Among the names of the old Spanish land grants are many that hold a suggestion of interesting and sometimes tragic tales, now lost in the dim shadows of the past. Of such is Carne Humana (human flesh), the name of a grant in Napa County, near St. Helena. This spot may have been the scene of one of those horrible acts of cannibalism to which the Indians of the entire Southwest were quite generally addicted. Captain Fages, in his diary of one of the expeditions to San Francisco Bay, mentions that this practice prevailed among the Indians of that region to a certain extent, but seems to have been confined to the eating of the bodies of enemies slain in battle, and only the relatives of the slayer were permitted to take part in the abhorrent feast.

SANTA ROSA

Santa Rosa (St. Rose), the county-seat of Sonoma County, is fifty-seven miles northwest of San Francisco.

An interesting story is told of Santa Rosa de Lima, said to be the only canonized female saint of the New World. She was born at Lima, in Peru, and was distinguished for her hatred of vanity, and her great austerity, carrying these characteristics to such an extreme that she destroyed her beautiful complexion with a compound of pepper and quicklime. When her mother commanded her to wear a wreath of roses, she so arranged it that it was in truth a crown of thorns. Her food consisted principally of bitter herbs, and she maintained her parents by her labor, working all day in her garden and all night with her needle. The legend relates that when Pope Clement X was asked to canonize her, he refused, exclaiming: “India y Santa! Asi como llueven rosas!” (An Indian woman a saint! That may happen when it rains roses!) Instantly a shower of roses began to fall in the Vatican, and did not cease until the Pope was convinced of his error. This saint is the patroness of America, and is represented as wearing a thorny crown, and holding in her hand the figure of the infant Jesus, which rests on full-blown roses.—(Stories of the Saints.)

MENDOCINO COUNTY

Mendocino County, in the northwestern part of the state, is distinguished for its extensive forests of redwoods. The main belt of these trees extends through this county, and they may here be seen in their highest development. They vary in height from 100 to 340 feet, and reach a diameter of from two to sixteen feet, having a red, fibrous bark sometimes a foot in thickness. Notwithstanding their great size, the delicacy of their foliage, which takes the form of flat sprays, gives them a graceful, fern-like appearance. The age of mature redwoods is said to range from 500 to 1300 years. The special characteristics of the wood of these trees are, its durability when buried in the soil, and its resistance to fire. Commercially it is valuable for many purposes, being preferred to steel for water supply conduits, and, in the form of saw-dust, found to be better than cork for packing fresh grapes.—(Notes from The Trees of California, by Professor Willis Linn Jepsen, of the University of California.)

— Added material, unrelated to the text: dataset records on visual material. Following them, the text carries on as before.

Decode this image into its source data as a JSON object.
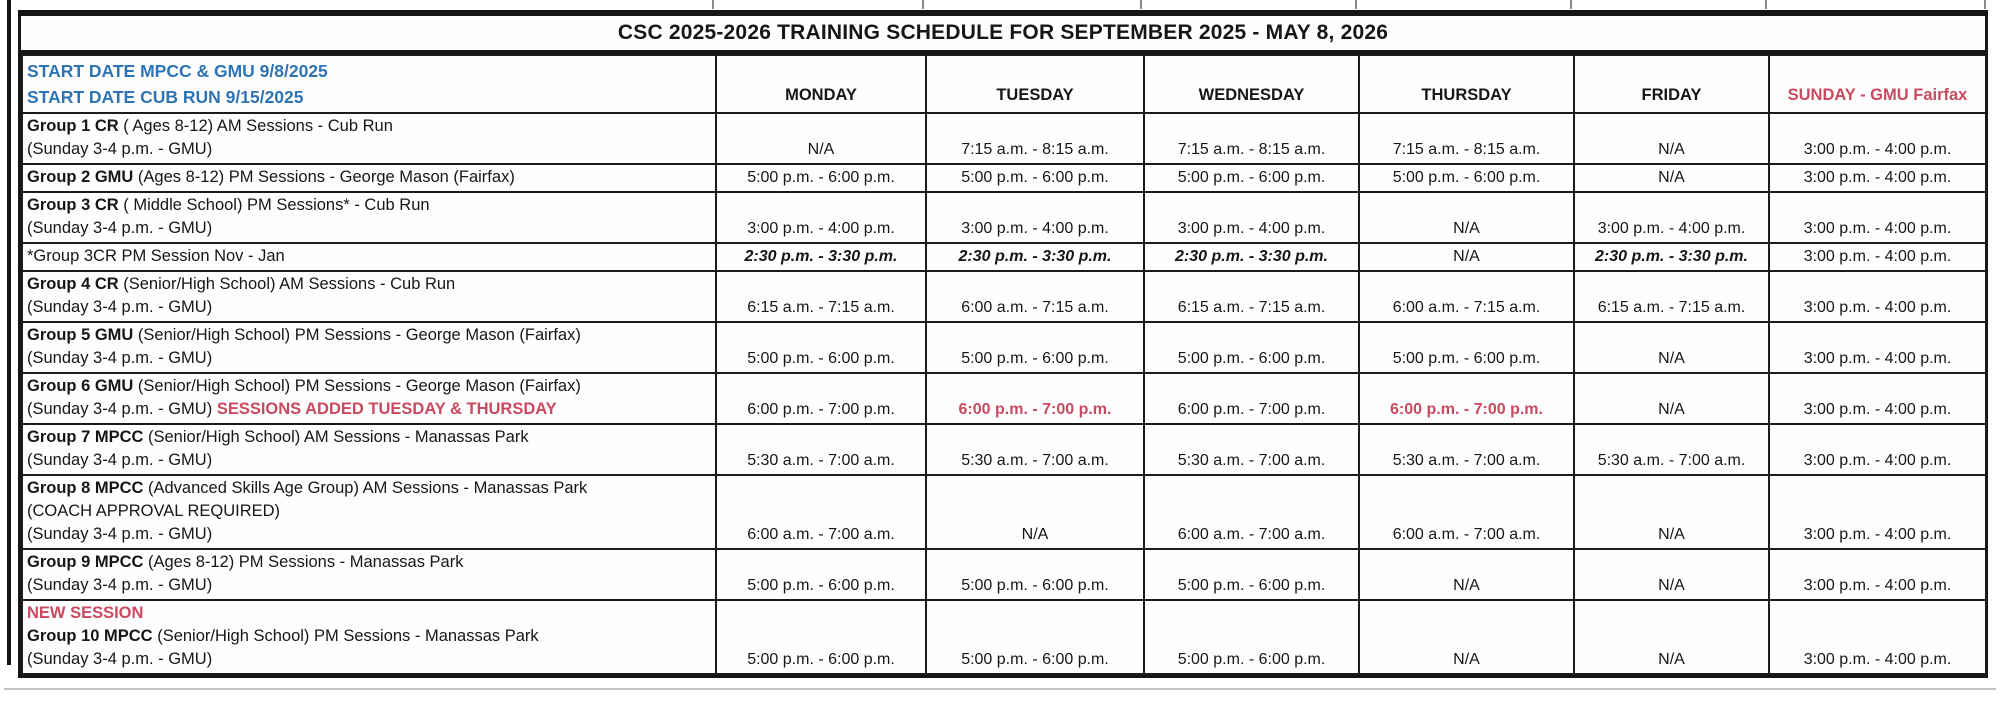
{
  "title": "CSC 2025-2026 TRAINING SCHEDULE FOR SEPTEMBER 2025  - MAY 8, 2026",
  "header": {
    "start_date_line1": "START DATE MPCC & GMU 9/8/2025",
    "start_date_line2": "START DATE CUB RUN 9/15/2025",
    "days": [
      "MONDAY",
      "TUESDAY",
      "WEDNESDAY",
      "THURSDAY",
      "FRIDAY",
      "SUNDAY - GMU Fairfax"
    ]
  },
  "colors": {
    "accent_blue": "#2e74b5",
    "accent_red": "#c9495e",
    "grid_black": "#1b1b1b"
  },
  "rows": [
    {
      "name": "group-1-cr",
      "label": [
        [
          {
            "text": "Group 1 CR",
            "bold": true
          },
          {
            "text": " ( Ages 8-12) AM Sessions - Cub Run"
          }
        ],
        [
          {
            "text": "(Sunday 3-4 p.m. - GMU)"
          }
        ]
      ],
      "times": [
        {
          "text": "N/A"
        },
        {
          "text": "7:15 a.m. - 8:15 a.m."
        },
        {
          "text": "7:15 a.m. - 8:15 a.m."
        },
        {
          "text": "7:15 a.m. - 8:15 a.m."
        },
        {
          "text": "N/A"
        },
        {
          "text": "3:00 p.m. - 4:00 p.m."
        }
      ]
    },
    {
      "name": "group-2-gmu",
      "label": [
        [
          {
            "text": "Group 2 GMU",
            "bold": true
          },
          {
            "text": " (Ages 8-12) PM Sessions - George Mason (Fairfax)"
          }
        ]
      ],
      "times": [
        {
          "text": "5:00 p.m. - 6:00 p.m."
        },
        {
          "text": "5:00 p.m. - 6:00 p.m."
        },
        {
          "text": "5:00 p.m. - 6:00 p.m."
        },
        {
          "text": "5:00 p.m. - 6:00 p.m."
        },
        {
          "text": "N/A"
        },
        {
          "text": "3:00 p.m. - 4:00 p.m."
        }
      ]
    },
    {
      "name": "group-3-cr",
      "label": [
        [
          {
            "text": "Group 3 CR",
            "bold": true
          },
          {
            "text": " ( Middle School) PM Sessions* - Cub Run"
          }
        ],
        [
          {
            "text": "(Sunday 3-4 p.m. - GMU)"
          }
        ]
      ],
      "times": [
        {
          "text": "3:00 p.m. - 4:00 p.m."
        },
        {
          "text": "3:00 p.m. - 4:00 p.m."
        },
        {
          "text": "3:00 p.m. - 4:00 p.m."
        },
        {
          "text": "N/A"
        },
        {
          "text": "3:00 p.m. - 4:00 p.m."
        },
        {
          "text": "3:00 p.m. - 4:00 p.m."
        }
      ]
    },
    {
      "name": "group-3cr-nov-jan",
      "label": [
        [
          {
            "text": "*Group 3CR  PM Session  Nov - Jan"
          }
        ]
      ],
      "times": [
        {
          "text": "2:30 p.m. - 3:30 p.m.",
          "italic": true
        },
        {
          "text": "2:30 p.m. - 3:30 p.m.",
          "italic": true
        },
        {
          "text": "2:30 p.m. - 3:30 p.m.",
          "italic": true
        },
        {
          "text": "N/A"
        },
        {
          "text": "2:30 p.m. - 3:30 p.m.",
          "italic": true
        },
        {
          "text": "3:00 p.m. - 4:00 p.m."
        }
      ]
    },
    {
      "name": "group-4-cr",
      "label": [
        [
          {
            "text": "Group 4 CR",
            "bold": true
          },
          {
            "text": " (Senior/High School) AM Sessions - Cub Run"
          }
        ],
        [
          {
            "text": "(Sunday 3-4 p.m.  - GMU)"
          }
        ]
      ],
      "times": [
        {
          "text": "6:15 a.m. - 7:15 a.m."
        },
        {
          "text": "6:00 a.m. - 7:15 a.m."
        },
        {
          "text": "6:15 a.m. - 7:15 a.m."
        },
        {
          "text": "6:00 a.m. - 7:15 a.m."
        },
        {
          "text": "6:15 a.m. - 7:15 a.m."
        },
        {
          "text": "3:00 p.m. - 4:00 p.m."
        }
      ]
    },
    {
      "name": "group-5-gmu",
      "label": [
        [
          {
            "text": "Group 5 GMU",
            "bold": true
          },
          {
            "text": " (Senior/High School) PM Sessions - George Mason (Fairfax)"
          }
        ],
        [
          {
            "text": "(Sunday 3-4 p.m. - GMU)"
          }
        ]
      ],
      "times": [
        {
          "text": "5:00 p.m. - 6:00 p.m."
        },
        {
          "text": "5:00 p.m. - 6:00 p.m."
        },
        {
          "text": "5:00 p.m. - 6:00 p.m."
        },
        {
          "text": "5:00 p.m. - 6:00 p.m."
        },
        {
          "text": "N/A"
        },
        {
          "text": "3:00 p.m. - 4:00 p.m."
        }
      ]
    },
    {
      "name": "group-6-gmu",
      "label": [
        [
          {
            "text": "Group 6 GMU",
            "bold": true
          },
          {
            "text": " (Senior/High School) PM Sessions - George Mason (Fairfax)"
          }
        ],
        [
          {
            "text": "(Sunday 3-4 p.m. - GMU) "
          },
          {
            "text": "SESSIONS ADDED TUESDAY & THURSDAY",
            "red": true
          }
        ]
      ],
      "times": [
        {
          "text": "6:00 p.m. - 7:00 p.m."
        },
        {
          "text": "6:00 p.m. - 7:00 p.m.",
          "red": true
        },
        {
          "text": "6:00 p.m. - 7:00 p.m."
        },
        {
          "text": "6:00 p.m. - 7:00 p.m.",
          "red": true
        },
        {
          "text": "N/A"
        },
        {
          "text": "3:00 p.m. - 4:00 p.m."
        }
      ]
    },
    {
      "name": "group-7-mpcc",
      "label": [
        [
          {
            "text": "Group 7 MPCC",
            "bold": true
          },
          {
            "text": " (Senior/High School) AM Sessions - Manassas Park"
          }
        ],
        [
          {
            "text": "(Sunday 3-4 p.m. - GMU)"
          }
        ]
      ],
      "times": [
        {
          "text": "5:30 a.m. - 7:00 a.m."
        },
        {
          "text": "5:30 a.m. - 7:00 a.m."
        },
        {
          "text": "5:30 a.m. - 7:00 a.m."
        },
        {
          "text": "5:30 a.m. - 7:00 a.m."
        },
        {
          "text": "5:30 a.m. - 7:00 a.m."
        },
        {
          "text": "3:00 p.m. - 4:00 p.m."
        }
      ]
    },
    {
      "name": "group-8-mpcc",
      "label": [
        [
          {
            "text": "Group 8 MPCC",
            "bold": true
          },
          {
            "text": " (Advanced Skills Age Group) AM Sessions - Manassas Park"
          }
        ],
        [
          {
            "text": "(COACH APPROVAL REQUIRED)"
          }
        ],
        [
          {
            "text": "(Sunday 3-4 p.m. - GMU)"
          }
        ]
      ],
      "times": [
        {
          "text": "6:00 a.m. - 7:00 a.m."
        },
        {
          "text": "N/A"
        },
        {
          "text": "6:00 a.m. - 7:00 a.m."
        },
        {
          "text": "6:00 a.m. - 7:00 a.m."
        },
        {
          "text": "N/A"
        },
        {
          "text": "3:00 p.m. - 4:00 p.m."
        }
      ]
    },
    {
      "name": "group-9-mpcc",
      "label": [
        [
          {
            "text": "Group 9 MPCC",
            "bold": true
          },
          {
            "text": " (Ages 8-12) PM Sessions - Manassas Park"
          }
        ],
        [
          {
            "text": "(Sunday 3-4 p.m. - GMU)"
          }
        ]
      ],
      "times": [
        {
          "text": "5:00 p.m. - 6:00 p.m."
        },
        {
          "text": "5:00 p.m. - 6:00 p.m."
        },
        {
          "text": "5:00 p.m. - 6:00 p.m."
        },
        {
          "text": "N/A"
        },
        {
          "text": "N/A"
        },
        {
          "text": "3:00 p.m. - 4:00 p.m."
        }
      ]
    },
    {
      "name": "group-10-mpcc",
      "label": [
        [
          {
            "text": "NEW SESSION",
            "red": true
          }
        ],
        [
          {
            "text": "Group 10 MPCC",
            "bold": true
          },
          {
            "text": " (Senior/High School) PM Sessions - Manassas Park"
          }
        ],
        [
          {
            "text": "(Sunday  3-4 p.m. - GMU)"
          }
        ]
      ],
      "times": [
        {
          "text": "5:00 p.m. - 6:00 p.m."
        },
        {
          "text": "5:00 p.m. - 6:00 p.m."
        },
        {
          "text": "5:00 p.m. - 6:00 p.m."
        },
        {
          "text": "N/A"
        },
        {
          "text": "N/A"
        },
        {
          "text": "3:00 p.m. - 4:00 p.m."
        }
      ]
    }
  ]
}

Probably the first written mention of these trees occurs in the diary of Gaspar de Portolá, the discoverer of San Francisco Bay, whose attention was attracted to them while on his way up the coast, and from whom they received the name of palo colorado (redwood). Altogether, the credit of their discovery seems to belong to Portolá, although it has been given by some persons to Archibald Menzies, who wrote a description of the trees in 1795.

The village of Mendocino is on the coast, about 130 miles northwest of San Francisco. The name was first applied to the cape, which was discovered by Juan Rodríguez Cabrillo, in 1542, and named by him for Don Antonio de Mendoza, first viceroy of New Spain.